Students complete the National Group Reading Test to help them, and us, understand how we can support their sentence and paragraph comprehension.
We encourage students to read around their subjects, to read for pleasure and for well-being. We have an excellent library and promote a range of reading challenges, ‘big events’ and author visits.
Supporting reading at home:
Encourage your child to read for 20 minutes each day. Work up to this time if it seems a lot. Talk about what they’ve read. They could read their school library book, a book recommended on one of our reading lists, a community library book, an e-reader or a longer article. Maybe read at the same time and then talk about what you’ve both read.
Ask questions about reading to promote comprehension as well as decoding. Use the 6 active reading strategies to guide you:
- “What do you think this might be about? Why?” / “What do you think you have to do?” / ”How is this like something you’ve read before?”

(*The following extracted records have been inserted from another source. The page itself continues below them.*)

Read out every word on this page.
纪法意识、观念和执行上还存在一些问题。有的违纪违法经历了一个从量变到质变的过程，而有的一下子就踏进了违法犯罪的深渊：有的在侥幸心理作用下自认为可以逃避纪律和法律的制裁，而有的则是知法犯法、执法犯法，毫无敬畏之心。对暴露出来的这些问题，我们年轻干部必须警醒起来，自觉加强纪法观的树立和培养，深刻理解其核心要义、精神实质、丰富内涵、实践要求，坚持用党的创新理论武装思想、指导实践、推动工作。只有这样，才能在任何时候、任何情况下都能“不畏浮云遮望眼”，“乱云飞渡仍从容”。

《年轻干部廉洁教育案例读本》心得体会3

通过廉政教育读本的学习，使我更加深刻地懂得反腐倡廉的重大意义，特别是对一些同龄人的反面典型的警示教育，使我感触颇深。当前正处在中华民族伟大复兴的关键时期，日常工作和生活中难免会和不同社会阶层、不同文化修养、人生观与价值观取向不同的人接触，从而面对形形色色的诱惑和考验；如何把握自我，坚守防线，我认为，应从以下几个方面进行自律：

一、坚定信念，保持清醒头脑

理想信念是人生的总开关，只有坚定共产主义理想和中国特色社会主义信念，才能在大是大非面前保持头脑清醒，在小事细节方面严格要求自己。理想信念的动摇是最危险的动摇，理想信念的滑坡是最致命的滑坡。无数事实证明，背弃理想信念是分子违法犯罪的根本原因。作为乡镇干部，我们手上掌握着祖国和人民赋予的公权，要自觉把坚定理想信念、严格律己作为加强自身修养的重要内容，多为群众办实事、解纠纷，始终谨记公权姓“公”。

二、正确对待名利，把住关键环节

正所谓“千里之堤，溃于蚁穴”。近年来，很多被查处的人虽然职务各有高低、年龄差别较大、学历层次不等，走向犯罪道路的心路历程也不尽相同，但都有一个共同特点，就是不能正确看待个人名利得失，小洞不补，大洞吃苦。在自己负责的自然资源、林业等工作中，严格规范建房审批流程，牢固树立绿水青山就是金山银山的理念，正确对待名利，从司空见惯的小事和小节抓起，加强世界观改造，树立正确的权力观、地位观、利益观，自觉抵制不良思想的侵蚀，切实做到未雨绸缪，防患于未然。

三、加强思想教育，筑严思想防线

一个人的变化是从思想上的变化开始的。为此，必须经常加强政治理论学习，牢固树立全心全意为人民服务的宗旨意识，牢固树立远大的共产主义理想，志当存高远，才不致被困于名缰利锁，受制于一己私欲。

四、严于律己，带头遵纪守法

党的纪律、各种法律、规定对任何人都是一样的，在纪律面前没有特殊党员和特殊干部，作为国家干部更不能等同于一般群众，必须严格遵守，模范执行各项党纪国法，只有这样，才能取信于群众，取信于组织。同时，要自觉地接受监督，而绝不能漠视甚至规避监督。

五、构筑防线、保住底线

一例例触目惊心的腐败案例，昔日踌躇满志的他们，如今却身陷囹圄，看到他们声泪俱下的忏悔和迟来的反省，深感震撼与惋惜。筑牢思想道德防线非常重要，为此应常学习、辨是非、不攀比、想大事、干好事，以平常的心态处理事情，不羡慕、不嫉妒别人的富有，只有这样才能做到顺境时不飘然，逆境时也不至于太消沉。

- “I wonder why she might have done that?” / “Have you ever felt like that?”
- ”What did you visualise when you read that description?”
- “What might he feel? How do you know?” / “What is the question asking you to do?”
- “What might that word mean?” / “How could you say that in a different way?”
- “What happened in that paragraph?” / ”What was that section about?”
Encourage your child to read to you or to a sibling. Read to your child. Take it in turns to read a page or a chapter. Talk about reading to develop comprehension, don’t just assume that they understand because they can decode.
Listen to audio books, use an e-reader or visit the library. Read a range of genres – encourage your child to complete our library bingo and book challenges.
If your child is practising to decode, encourage them to sound out words, break up words into syllables, blend the sounds. Practise reading sounds aloud.